The Natural Resources Bill 2015 to be debated by Parliament will require for mineral extraction rights granted to investors under national or county legislation to be ratified.
The objective is to enable parliament to ascertain whether the right to exploit a natural resource through a permit or other authorisation was issued in accordance with the requirements of national or county government legislation.
Majority leader Aden Duale said each Cabinet Secretary will establish and maintain a register of agreements relating to natural resources and other transactions that have been ratified.
"The register shall be maintained in electronic format and any member of the public may inspect it without the payment of any fee," states section 11(2) of the Bill. The authenticated printout of the agreement will be obtained from the concerned Cabinet Secretary upon making a request and paying reasonable fee.
The Cabinet Secretary responsible for a natural resource will on an annual basis publish a report summarising agreements submitted and the status of ratification of transactions.
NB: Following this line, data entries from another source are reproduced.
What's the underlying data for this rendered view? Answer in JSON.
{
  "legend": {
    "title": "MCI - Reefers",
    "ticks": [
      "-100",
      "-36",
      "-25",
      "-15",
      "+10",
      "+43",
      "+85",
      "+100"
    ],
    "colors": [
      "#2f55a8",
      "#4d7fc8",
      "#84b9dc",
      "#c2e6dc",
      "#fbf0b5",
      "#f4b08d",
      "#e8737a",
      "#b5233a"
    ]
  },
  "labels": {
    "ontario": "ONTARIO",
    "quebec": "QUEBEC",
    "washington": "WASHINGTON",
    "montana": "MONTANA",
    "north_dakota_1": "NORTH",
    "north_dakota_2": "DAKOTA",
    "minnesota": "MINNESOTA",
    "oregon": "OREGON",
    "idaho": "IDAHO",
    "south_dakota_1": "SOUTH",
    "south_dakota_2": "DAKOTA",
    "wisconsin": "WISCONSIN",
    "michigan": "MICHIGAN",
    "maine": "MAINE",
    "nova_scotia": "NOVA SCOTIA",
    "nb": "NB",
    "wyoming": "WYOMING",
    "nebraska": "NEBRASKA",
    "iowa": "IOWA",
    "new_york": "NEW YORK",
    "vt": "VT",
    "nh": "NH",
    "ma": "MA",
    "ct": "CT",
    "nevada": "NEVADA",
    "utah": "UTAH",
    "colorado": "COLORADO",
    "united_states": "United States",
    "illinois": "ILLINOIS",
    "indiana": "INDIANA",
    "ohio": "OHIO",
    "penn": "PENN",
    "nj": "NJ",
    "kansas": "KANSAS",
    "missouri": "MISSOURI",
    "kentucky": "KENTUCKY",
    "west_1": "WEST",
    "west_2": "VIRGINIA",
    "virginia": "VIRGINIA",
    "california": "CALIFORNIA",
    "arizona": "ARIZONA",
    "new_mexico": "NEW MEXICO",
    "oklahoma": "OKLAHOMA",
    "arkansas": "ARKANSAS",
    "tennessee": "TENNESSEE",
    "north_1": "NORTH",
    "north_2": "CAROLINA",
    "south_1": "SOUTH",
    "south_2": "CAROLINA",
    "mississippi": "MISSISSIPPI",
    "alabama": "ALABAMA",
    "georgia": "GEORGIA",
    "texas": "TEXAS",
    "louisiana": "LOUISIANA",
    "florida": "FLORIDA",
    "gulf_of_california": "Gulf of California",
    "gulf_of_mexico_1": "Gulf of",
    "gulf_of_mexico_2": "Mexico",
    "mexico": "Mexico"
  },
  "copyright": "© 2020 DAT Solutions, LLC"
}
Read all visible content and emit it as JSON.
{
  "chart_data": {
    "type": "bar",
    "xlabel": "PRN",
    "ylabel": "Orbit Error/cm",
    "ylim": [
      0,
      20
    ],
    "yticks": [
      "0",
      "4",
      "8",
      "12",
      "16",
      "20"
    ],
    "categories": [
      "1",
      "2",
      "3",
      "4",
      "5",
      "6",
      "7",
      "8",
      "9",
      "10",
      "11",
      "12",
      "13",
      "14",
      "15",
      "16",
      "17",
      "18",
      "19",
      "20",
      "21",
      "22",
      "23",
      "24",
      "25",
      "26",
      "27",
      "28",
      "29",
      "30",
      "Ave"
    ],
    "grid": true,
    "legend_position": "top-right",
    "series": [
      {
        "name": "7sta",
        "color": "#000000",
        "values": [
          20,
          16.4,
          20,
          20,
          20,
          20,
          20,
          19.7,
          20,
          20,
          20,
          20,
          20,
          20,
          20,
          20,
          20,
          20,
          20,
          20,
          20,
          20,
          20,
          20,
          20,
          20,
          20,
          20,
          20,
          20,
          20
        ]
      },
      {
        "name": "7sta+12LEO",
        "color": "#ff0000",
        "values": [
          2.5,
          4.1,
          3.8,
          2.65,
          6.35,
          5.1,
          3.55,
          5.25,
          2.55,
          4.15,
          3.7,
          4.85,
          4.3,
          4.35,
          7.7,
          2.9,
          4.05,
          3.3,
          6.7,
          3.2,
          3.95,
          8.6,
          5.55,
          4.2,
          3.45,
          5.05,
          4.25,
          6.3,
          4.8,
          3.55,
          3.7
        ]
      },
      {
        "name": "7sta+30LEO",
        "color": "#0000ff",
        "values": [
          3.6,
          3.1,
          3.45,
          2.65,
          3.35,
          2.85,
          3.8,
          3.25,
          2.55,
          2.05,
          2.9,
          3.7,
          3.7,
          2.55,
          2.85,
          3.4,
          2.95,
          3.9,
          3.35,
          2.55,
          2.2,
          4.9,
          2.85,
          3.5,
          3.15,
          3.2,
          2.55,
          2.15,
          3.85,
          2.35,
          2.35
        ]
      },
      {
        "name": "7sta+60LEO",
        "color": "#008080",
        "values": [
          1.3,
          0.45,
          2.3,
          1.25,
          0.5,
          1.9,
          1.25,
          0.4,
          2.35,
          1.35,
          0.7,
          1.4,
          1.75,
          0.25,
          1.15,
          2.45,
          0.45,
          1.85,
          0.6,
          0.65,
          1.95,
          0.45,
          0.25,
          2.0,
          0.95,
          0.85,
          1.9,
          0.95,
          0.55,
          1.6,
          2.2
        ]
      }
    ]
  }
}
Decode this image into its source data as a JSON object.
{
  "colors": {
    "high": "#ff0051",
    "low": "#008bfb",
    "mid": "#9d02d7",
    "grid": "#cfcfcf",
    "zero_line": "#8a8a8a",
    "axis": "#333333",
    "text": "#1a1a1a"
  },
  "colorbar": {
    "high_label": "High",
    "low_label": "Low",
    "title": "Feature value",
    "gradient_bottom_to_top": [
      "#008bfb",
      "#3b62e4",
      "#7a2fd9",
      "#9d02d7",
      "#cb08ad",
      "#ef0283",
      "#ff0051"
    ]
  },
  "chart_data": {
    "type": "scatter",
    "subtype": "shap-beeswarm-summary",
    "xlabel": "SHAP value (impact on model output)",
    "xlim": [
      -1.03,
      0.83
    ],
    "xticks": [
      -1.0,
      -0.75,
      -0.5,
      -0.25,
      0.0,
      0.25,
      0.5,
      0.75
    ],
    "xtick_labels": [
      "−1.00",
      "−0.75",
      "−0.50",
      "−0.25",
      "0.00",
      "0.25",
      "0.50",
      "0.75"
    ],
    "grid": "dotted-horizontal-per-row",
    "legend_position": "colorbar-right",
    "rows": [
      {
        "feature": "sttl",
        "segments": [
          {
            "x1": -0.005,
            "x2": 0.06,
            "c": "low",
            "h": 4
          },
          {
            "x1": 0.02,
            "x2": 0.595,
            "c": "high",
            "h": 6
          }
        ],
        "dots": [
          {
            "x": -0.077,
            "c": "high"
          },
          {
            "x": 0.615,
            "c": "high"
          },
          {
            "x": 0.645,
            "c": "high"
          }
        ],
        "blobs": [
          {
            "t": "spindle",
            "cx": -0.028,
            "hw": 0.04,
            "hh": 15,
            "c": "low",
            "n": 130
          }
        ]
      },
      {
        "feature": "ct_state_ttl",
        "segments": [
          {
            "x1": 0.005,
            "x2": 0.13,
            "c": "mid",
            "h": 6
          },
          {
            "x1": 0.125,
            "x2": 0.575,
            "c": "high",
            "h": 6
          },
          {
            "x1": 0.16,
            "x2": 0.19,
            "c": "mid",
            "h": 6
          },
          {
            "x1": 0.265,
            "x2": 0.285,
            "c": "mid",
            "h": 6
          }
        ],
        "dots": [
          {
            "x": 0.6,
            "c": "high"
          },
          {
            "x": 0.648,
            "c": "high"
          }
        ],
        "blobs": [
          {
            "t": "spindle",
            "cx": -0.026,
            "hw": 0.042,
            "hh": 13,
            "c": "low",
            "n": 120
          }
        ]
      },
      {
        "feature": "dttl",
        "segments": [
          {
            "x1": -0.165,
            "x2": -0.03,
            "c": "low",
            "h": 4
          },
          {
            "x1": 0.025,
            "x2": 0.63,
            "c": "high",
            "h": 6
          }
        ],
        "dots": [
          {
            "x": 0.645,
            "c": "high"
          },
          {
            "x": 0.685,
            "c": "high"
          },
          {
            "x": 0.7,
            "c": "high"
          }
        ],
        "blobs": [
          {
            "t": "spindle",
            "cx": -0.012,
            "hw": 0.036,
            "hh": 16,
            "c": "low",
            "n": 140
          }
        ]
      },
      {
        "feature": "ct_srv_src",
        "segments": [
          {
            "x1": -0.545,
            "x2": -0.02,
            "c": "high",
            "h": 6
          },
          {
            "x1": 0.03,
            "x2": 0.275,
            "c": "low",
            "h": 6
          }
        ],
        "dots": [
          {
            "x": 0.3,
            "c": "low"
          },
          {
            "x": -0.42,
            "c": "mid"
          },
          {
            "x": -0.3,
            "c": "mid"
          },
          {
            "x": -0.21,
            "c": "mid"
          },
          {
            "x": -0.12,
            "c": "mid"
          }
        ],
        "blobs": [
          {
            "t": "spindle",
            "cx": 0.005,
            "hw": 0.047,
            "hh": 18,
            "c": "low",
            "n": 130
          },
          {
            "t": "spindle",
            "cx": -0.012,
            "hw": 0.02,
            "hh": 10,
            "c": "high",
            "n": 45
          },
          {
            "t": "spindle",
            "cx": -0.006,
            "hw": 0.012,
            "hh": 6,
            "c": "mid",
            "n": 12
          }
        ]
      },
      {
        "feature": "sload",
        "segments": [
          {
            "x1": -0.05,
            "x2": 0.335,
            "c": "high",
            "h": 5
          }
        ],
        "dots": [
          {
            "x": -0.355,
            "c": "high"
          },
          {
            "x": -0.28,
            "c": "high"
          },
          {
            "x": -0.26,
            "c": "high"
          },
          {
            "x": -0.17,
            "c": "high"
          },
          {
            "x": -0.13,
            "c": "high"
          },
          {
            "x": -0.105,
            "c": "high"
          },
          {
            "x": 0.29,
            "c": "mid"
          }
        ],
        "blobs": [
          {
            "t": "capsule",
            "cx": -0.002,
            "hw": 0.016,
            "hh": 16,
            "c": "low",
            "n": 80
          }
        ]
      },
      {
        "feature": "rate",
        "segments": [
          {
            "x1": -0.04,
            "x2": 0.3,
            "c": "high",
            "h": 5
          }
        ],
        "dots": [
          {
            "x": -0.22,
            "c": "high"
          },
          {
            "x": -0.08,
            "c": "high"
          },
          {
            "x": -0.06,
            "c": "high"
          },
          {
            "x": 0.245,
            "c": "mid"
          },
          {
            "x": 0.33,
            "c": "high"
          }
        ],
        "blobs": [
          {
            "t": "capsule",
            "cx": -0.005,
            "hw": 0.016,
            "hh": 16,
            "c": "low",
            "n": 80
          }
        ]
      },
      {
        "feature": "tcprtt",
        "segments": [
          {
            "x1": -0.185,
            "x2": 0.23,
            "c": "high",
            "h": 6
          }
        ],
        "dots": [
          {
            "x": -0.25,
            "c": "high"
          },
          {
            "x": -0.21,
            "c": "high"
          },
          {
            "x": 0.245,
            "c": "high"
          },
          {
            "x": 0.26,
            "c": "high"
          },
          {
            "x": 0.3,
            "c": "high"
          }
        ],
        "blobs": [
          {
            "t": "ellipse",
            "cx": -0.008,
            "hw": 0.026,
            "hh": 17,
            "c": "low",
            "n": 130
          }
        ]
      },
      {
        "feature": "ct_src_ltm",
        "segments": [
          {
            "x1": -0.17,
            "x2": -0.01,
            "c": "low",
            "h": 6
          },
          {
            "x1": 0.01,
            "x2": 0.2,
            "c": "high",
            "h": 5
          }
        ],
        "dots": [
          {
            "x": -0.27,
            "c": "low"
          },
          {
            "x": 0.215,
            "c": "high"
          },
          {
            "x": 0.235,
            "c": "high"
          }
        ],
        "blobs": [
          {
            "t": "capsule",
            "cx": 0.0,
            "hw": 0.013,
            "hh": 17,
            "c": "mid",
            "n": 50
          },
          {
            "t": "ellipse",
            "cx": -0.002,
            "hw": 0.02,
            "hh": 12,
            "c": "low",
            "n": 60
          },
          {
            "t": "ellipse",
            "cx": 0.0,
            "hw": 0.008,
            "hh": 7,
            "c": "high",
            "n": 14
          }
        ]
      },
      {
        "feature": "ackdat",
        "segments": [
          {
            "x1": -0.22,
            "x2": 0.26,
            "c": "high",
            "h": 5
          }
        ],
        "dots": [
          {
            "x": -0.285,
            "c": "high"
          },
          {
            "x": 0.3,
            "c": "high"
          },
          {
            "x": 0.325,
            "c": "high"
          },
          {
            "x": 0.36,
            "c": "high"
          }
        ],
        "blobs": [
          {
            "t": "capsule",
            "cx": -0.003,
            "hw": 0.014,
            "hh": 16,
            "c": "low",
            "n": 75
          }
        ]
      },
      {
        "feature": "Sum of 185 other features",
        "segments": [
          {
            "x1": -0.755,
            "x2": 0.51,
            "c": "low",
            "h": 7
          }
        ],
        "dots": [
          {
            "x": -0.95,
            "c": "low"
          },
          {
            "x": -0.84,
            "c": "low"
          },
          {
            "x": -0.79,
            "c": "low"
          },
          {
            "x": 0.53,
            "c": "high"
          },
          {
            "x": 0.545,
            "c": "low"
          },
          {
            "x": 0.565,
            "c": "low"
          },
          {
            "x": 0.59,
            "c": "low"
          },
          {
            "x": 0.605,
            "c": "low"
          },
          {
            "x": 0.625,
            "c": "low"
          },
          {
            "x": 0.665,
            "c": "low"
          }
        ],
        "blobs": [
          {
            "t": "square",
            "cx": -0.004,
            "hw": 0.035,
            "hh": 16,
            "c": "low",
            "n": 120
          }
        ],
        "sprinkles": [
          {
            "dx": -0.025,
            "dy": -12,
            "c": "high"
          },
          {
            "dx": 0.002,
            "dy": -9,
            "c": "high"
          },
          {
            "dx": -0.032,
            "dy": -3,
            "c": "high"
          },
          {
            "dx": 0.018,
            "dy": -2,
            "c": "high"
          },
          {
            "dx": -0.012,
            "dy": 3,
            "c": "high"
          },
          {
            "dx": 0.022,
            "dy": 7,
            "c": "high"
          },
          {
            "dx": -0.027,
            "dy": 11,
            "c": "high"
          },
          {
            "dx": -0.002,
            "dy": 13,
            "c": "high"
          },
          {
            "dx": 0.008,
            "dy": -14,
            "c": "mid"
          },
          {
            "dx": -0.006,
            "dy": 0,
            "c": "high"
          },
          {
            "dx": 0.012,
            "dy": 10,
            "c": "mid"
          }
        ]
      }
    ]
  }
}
It is feared the Bill may trigger disputes between investors, county governments and parliament especially when a county approves an investment deal but parliament declines to ratify it.
The Bill covers extraction of crude oil and natural gas (hydrocarbons) after approval of a field development plan covering flow pipelines with other output facilities. Other transactions include extraction of hydrocarbons and minerals in wildlife conservation areas or other protected areas.
It covers extracting water in Kenya's territorial sea and underground steam in conservation or protected areas. Excision or change of boundaries of gazetted national park or wildlife protection areas will be ratified.